1765 PSALTER. Owned and with MSs notes by Important Abolitionist, Beilby Porteus [1731-1809]
1765 PSALTER. Owned and with MSs notes by Important Abolitionist, Beilby Porteus [1731-1809]
Wonderful little piece of Abolition ephemera and history.
Bielby Porteus [1731-1809] was the Bishop of London and the earliest and most significant voice within the Church of England's clergy structure arguing for the aboltion of the Slave Trade. Acting as the Corresponding Secretary at Lambeth Palace as a young Priest, he corresponded with the missionaries in the West Indies and Americas; these correspondences often included first-hand reports of the treatment of the "labour force" that was building the British Empire.
He was unique in the Church of England in his openness to working with the heirs of the Great Awakening, i.e. Wilberforce, Newton, Hannah More, etc.,] By 1776, he was using his role and influence to rid the SPG of any connection to slaves and plantations in Barbados, Jamaica, etc. and his preaching routinely and increasingly became focused on the moral, systemic sinfulness of British society's success at the hands of slave labor and traffic. At the emergence of the Clapham Sect, he lent them his full public and private support; a radical move for an influential clergyman to a movement including so many dissenters.
He was, no doubt, God's man on the inside of the Anglican church to help move it toward support for the abolitionist cause.
The Whole Book of Psalms, Collected into English Metre, by Thomas Sternhold, John Hopkins, and Others. Cambridge, Joseph Bentham. 1765.
[bound with]
A New Edition of the Psalms of David Fitted to the Tunes Used in Churches by Brady and Tate. London. Edward Say. 1765.

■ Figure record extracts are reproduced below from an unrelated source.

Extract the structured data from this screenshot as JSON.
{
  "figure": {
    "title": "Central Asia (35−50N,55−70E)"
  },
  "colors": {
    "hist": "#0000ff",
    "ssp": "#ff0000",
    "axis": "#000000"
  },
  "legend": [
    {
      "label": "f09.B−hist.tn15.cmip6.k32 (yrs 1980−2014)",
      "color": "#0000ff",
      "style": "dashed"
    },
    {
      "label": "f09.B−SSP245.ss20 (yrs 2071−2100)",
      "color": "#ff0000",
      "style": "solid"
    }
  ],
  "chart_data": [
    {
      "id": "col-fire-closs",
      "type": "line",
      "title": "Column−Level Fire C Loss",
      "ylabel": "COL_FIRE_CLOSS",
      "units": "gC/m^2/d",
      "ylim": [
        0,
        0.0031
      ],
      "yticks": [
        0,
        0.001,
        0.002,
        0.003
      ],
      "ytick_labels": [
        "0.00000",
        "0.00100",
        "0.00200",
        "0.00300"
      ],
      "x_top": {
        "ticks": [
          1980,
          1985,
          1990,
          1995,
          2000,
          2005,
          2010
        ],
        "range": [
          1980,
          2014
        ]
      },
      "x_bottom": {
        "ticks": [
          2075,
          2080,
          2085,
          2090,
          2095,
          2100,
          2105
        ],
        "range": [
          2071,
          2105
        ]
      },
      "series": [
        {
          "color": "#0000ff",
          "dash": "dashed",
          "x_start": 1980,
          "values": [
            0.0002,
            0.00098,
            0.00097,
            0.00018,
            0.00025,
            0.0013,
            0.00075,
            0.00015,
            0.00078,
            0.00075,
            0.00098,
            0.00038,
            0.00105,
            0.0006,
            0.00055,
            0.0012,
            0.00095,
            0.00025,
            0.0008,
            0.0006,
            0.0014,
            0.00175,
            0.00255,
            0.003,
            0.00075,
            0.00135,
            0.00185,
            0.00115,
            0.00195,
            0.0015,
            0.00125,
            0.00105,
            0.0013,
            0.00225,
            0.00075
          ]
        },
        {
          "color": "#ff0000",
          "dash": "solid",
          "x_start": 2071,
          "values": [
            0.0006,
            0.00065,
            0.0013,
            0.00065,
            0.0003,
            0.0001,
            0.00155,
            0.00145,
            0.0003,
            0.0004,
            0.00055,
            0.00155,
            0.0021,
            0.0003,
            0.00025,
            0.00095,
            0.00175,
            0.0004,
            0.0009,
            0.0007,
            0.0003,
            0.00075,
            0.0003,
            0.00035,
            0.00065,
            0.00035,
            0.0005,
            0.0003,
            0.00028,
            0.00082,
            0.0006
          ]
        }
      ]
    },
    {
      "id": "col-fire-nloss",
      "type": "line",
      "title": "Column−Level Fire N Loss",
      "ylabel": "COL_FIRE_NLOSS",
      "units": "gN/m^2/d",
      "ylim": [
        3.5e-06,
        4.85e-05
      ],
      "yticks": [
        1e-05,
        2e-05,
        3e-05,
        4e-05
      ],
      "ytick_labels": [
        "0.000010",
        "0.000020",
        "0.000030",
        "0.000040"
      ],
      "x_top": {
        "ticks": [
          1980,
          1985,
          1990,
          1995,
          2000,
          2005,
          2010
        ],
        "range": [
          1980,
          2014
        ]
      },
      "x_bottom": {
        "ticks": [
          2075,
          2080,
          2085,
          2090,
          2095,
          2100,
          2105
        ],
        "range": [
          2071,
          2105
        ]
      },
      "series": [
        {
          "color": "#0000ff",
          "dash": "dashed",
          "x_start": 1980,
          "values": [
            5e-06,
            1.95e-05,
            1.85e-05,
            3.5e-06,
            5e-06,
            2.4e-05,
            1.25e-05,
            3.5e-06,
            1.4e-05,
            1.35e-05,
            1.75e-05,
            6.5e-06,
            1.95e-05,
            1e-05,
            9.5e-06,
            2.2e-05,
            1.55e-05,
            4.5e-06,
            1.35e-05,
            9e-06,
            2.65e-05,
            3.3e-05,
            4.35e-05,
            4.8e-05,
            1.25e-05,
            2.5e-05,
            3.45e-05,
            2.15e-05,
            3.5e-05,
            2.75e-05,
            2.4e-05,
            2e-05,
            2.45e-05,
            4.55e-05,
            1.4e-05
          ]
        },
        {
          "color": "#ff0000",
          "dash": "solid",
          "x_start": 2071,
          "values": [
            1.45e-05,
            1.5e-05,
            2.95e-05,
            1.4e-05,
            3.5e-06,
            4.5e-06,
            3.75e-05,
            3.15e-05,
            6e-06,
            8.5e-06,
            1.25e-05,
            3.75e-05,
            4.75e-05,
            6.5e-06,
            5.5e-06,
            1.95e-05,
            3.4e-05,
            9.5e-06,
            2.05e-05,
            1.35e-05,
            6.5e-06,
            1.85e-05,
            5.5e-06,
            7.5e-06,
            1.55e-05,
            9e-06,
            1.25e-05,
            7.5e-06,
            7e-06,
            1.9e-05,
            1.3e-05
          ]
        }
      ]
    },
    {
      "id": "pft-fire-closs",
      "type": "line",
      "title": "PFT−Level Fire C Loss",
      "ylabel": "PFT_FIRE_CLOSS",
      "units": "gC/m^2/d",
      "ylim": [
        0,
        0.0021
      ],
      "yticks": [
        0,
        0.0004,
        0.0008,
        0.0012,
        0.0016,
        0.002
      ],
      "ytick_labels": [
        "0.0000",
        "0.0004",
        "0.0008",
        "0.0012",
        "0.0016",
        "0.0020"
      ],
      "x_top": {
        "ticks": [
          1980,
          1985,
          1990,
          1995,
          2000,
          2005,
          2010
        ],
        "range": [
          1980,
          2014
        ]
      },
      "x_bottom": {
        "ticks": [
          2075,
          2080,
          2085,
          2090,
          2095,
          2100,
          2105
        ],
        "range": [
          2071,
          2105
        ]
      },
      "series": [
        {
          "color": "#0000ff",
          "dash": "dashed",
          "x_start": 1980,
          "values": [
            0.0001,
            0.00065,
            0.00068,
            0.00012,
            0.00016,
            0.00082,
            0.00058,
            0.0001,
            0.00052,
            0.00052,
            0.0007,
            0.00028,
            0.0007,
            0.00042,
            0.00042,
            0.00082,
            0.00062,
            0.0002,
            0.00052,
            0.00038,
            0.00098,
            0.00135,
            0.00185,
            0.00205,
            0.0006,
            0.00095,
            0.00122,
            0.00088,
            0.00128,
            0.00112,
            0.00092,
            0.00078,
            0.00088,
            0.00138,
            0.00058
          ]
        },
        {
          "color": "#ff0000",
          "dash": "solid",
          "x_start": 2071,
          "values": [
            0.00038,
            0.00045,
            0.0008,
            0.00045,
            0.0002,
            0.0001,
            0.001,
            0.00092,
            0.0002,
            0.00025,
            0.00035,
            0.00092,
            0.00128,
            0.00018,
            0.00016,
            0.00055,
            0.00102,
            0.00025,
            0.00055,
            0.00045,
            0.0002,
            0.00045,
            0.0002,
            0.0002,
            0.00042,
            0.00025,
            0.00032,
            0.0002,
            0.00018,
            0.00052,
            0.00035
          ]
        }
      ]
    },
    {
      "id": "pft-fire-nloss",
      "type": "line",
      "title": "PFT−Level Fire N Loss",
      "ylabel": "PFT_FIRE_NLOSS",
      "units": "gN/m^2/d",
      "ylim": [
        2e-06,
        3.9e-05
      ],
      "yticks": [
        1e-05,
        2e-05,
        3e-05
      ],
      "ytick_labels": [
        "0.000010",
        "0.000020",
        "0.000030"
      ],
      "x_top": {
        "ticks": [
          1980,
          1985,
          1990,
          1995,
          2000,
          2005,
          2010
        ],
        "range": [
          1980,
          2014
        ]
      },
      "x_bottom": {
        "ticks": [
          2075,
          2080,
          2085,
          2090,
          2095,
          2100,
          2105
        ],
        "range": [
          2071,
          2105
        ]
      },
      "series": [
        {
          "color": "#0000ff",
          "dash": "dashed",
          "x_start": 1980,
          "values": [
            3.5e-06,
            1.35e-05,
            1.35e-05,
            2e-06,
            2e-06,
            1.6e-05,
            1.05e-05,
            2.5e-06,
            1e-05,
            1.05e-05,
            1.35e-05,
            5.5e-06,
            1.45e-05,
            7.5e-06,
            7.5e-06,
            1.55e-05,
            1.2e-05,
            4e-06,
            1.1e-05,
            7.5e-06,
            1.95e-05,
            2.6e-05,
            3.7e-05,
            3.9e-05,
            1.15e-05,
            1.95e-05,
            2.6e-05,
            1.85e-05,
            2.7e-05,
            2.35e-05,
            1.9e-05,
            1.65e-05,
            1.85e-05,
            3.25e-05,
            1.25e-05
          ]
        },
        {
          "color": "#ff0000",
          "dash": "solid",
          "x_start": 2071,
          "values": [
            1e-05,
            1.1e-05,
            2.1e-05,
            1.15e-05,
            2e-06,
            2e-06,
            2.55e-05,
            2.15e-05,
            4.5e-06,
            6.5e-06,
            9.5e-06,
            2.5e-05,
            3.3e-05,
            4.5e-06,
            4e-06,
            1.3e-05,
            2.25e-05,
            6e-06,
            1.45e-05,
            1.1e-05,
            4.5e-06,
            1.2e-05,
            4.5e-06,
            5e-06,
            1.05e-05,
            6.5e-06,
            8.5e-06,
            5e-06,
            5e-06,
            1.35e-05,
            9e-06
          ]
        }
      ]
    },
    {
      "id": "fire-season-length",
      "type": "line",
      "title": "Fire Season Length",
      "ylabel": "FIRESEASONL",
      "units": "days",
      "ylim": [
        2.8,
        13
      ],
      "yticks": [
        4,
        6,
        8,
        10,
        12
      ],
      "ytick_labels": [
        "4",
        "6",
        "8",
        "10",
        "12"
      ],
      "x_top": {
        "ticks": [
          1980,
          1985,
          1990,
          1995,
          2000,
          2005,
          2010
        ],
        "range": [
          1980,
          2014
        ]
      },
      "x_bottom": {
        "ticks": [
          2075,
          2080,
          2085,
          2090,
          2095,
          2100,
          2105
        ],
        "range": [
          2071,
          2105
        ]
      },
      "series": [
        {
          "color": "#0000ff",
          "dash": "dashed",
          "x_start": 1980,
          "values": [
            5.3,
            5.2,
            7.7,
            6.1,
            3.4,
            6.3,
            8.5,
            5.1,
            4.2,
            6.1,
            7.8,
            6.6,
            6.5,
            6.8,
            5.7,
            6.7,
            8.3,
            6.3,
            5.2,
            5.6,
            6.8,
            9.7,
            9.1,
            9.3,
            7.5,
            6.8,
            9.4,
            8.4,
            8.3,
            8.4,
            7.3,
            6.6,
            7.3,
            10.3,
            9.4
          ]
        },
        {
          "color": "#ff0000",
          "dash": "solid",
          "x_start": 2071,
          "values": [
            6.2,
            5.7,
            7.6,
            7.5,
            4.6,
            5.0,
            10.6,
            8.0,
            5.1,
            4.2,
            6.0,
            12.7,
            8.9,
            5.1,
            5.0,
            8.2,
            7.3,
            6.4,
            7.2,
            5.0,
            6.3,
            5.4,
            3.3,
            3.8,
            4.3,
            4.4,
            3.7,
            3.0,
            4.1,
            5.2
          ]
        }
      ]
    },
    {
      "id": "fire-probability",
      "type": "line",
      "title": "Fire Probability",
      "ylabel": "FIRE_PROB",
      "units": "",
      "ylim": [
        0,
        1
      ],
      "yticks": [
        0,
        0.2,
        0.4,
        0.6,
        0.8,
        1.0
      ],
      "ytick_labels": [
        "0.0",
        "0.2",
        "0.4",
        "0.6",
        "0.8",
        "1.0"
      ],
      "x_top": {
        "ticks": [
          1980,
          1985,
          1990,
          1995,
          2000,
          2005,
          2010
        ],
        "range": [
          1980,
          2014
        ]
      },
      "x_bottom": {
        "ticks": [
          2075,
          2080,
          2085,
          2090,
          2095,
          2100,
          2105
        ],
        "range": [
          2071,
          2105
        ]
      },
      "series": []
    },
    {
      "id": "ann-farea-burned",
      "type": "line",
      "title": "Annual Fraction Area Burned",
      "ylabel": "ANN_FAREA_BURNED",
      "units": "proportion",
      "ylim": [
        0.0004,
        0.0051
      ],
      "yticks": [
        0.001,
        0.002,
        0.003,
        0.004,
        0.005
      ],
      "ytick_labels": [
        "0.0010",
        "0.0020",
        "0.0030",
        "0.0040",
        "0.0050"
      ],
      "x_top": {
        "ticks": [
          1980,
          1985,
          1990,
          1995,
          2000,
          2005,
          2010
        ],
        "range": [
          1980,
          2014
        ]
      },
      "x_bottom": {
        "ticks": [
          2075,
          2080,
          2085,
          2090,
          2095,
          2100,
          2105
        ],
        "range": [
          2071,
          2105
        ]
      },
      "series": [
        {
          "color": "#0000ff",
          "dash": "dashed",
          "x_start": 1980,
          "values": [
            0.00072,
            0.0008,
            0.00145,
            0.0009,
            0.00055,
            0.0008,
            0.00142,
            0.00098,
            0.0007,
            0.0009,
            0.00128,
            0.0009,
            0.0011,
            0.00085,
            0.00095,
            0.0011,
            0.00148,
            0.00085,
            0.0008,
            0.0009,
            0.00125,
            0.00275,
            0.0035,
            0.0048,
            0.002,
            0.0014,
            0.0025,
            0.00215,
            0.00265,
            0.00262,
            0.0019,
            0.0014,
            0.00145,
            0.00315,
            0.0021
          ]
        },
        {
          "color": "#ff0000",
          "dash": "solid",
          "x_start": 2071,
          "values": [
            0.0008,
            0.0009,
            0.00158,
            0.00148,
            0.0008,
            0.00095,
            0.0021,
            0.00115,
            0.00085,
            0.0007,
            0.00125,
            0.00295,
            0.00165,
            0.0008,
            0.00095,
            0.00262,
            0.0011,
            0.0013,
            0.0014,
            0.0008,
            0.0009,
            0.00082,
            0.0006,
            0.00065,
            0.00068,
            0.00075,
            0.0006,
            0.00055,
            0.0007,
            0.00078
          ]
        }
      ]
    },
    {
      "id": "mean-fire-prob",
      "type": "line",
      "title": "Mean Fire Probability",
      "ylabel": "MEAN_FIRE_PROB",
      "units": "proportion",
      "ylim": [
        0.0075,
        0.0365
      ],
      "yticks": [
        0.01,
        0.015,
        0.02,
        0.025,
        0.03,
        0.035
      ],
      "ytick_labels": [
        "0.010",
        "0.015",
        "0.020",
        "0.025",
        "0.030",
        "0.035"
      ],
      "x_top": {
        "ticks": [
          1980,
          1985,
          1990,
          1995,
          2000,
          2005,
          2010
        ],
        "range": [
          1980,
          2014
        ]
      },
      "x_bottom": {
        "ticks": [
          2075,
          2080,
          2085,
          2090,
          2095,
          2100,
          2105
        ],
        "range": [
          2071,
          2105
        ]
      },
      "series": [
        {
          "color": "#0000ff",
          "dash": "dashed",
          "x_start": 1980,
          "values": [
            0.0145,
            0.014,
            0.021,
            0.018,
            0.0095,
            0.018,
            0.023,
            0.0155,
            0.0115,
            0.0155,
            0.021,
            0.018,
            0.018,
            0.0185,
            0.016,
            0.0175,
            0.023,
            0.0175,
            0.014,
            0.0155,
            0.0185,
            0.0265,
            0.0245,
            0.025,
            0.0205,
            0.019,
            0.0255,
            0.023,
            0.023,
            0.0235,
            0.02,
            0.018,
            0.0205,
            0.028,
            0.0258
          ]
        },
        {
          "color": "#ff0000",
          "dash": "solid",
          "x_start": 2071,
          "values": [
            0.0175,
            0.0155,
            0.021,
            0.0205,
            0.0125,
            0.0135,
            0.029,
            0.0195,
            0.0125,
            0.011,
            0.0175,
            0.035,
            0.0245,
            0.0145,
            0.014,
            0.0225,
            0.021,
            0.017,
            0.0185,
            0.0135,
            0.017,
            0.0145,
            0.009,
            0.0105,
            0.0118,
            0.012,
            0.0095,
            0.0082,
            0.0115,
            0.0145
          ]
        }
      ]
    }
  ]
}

Original highly decorative polish calf, rubbed, replaced endpapers probably in the 19th century, blank ffep has in the hand of Porteus, "My Psalms" followed by a list of those that are of apparently particularly personal use. Then "Parish Psalms" with another list. It is then signed by Porteus with a note below it, in 19th century hand, describing its provenance. The blank ffep prior to title then includes a full page manuscript of "An Evening Hymn," i.e. "Glory to Thee, my God this night . . . " The corresponding "Morning Hymn" is written on the blank rfep. These both apparently in his hand. There is a manuscript hymn between the two works as well, that seems to not be in Porteus' hand. Rear board present but detached.